I had to hold back so much just to refrain from telling her to "SUCK THE F UP" or punching her in the face. People, it was the most trying thing i've ever had to do. I faced the window and had to literally let every negative thing bounce off of me. I preteneded not to hear anything she said, and when i was ready i calmy approached the subject. Which meant I apologized, while she put the blame all on me.

And then we drove to the conference like BFF's.

I've never been through anything like that, except for the roommate sitaution. For the next days, i acted as if nothing happened. I laughed and giggled, and pretended like she was the coolest person ever, but in the back of my mind, i waited patiently for today, when i could come in my room, unpacked, and plan to NEVER EVER EVER talk to her again. I'm serious. It wasn't even that whole car thing, 80% of it was, but the whole time at the conference she was just this phony, lying, piece of bull crap that only a few could see through. But i'll have to save that for another day.

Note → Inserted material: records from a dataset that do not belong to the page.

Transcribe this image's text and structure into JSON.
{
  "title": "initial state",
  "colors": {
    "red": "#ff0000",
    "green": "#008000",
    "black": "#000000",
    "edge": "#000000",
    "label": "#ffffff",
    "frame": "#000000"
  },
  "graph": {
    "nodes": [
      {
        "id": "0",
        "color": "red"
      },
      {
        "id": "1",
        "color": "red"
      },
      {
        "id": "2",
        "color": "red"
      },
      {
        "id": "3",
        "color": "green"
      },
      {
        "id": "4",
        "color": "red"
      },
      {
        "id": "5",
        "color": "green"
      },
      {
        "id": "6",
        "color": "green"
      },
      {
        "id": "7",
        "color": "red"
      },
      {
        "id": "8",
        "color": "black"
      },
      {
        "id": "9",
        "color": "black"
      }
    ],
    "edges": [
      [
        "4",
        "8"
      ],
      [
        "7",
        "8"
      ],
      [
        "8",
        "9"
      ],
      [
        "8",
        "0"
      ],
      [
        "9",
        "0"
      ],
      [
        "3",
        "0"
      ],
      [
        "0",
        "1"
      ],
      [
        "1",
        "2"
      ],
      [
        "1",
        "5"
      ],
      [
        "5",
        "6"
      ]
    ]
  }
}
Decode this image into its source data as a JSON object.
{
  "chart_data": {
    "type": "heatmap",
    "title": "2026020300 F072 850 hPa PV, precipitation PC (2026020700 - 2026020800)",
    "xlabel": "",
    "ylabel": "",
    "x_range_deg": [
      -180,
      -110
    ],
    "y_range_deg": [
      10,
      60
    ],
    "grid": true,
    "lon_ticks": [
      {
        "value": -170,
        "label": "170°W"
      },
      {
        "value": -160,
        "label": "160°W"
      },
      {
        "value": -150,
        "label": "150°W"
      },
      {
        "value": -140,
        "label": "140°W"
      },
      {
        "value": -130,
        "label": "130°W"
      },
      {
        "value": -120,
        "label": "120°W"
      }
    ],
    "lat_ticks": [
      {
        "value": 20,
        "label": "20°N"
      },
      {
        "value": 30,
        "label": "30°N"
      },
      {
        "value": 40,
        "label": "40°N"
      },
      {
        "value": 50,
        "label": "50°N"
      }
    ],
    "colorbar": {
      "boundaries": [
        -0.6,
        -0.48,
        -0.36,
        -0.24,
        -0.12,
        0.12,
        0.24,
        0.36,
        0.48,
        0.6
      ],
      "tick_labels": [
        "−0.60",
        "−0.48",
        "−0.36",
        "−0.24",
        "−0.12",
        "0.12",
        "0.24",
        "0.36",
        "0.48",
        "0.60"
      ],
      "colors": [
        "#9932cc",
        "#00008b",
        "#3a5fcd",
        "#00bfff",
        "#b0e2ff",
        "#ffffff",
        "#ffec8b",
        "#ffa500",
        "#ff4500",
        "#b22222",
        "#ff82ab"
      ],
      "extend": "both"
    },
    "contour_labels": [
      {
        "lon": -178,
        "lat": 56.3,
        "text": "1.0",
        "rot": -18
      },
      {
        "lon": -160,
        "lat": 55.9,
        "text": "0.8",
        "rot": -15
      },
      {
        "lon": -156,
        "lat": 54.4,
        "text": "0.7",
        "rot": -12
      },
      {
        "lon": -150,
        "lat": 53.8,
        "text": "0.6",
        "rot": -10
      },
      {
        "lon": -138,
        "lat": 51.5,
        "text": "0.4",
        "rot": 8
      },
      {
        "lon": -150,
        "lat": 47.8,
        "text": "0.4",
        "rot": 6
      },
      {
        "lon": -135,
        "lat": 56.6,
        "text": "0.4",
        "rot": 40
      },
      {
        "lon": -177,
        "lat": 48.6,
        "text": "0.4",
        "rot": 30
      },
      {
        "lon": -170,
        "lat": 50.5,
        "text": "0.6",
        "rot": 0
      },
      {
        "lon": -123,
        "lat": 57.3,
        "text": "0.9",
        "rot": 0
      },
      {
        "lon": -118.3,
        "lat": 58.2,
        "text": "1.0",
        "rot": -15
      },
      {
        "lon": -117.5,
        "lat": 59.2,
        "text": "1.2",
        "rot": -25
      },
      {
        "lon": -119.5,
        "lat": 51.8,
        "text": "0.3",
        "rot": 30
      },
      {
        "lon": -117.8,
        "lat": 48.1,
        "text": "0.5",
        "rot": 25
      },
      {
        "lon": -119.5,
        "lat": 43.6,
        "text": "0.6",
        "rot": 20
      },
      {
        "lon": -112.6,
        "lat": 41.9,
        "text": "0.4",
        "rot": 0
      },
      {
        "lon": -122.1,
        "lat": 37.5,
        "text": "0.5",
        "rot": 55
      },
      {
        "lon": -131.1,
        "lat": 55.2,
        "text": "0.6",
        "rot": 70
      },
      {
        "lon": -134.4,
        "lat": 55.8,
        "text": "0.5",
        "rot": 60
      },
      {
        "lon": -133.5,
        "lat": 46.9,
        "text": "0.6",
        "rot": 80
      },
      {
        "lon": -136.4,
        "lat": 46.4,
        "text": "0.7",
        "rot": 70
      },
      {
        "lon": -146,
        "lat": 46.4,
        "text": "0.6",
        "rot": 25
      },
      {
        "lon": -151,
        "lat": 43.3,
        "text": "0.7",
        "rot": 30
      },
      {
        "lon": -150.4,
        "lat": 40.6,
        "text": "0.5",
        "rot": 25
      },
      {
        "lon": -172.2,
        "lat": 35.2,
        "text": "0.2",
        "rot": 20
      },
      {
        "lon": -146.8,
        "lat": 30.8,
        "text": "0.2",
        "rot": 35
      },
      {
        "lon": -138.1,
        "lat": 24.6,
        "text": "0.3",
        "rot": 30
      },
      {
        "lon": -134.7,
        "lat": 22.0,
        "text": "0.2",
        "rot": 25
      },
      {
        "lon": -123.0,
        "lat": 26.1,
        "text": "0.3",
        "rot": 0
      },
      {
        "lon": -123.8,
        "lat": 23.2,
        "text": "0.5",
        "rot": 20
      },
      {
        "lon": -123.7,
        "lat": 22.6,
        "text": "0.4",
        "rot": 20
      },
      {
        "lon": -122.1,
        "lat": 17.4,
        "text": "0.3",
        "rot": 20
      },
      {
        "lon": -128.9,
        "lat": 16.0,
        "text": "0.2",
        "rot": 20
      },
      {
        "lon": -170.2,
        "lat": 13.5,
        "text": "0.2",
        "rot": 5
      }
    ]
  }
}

I'm tired, and i cried as soon as i got back. All those days of faking it, took it's toll.

But guess what, there was a mall next door, which i found.
We never left the hotel, so Valet was not that bad.
I found the library so we could use the internet free.
And i made sure to befriend the man at the door, he knew where everything was.

I can't wait to explain how utterly rude she was to the help at the hotel, when in the next instant she would talk to a med student about her aspirations to go help poor children in AFRICA. When there is poor people from Africa now serving you a small portion of steak which cost 20 dollars.

This week was hell on earth. But no one would be able to tell with my smiling face the whole weekend.

4 comments:

kittens not kids said...

oh lord. this woman sounds like a Real Piece of Work. Who asks someone to cover their expenses and then bitches about what to spend the money on? yikes. bad manners is the LEAST of it.

and doesn't this woman have credit cards? if she's in her thirties and has no creditcards, something is amiss. i mean - if it's that important that you eat steak and not subway, put it on your damn charge card.

You win the Academy Award for Best Actress Under Extreme Duress! Let's hear your Thank-You Speech in the next post.

NaDyA K..... said...

what's wrong with that kay ?? i hope that you don't have to go with her to another trip, it's so disgusting when you meet people like that; what a histerical woman !!!! hope you feel better, and like we would say: "No vale la pena"...she's not worth it. Saludos desde México...Abrazos !!

B.Amelia said...

Yeah, thats not even the extent of the whole situation. There was four more days of her being rude to the help, not wanting to walk downtown because it was "dangerous" to her health, and lying to everyone at the conference saying that she has raised 5,000 dollars, helped children in Sudan and all this other bull, more to come after my Spanish Exit Exam,

B.Amelia said...

Sandra
I think those kind of people come from the very depths of hell.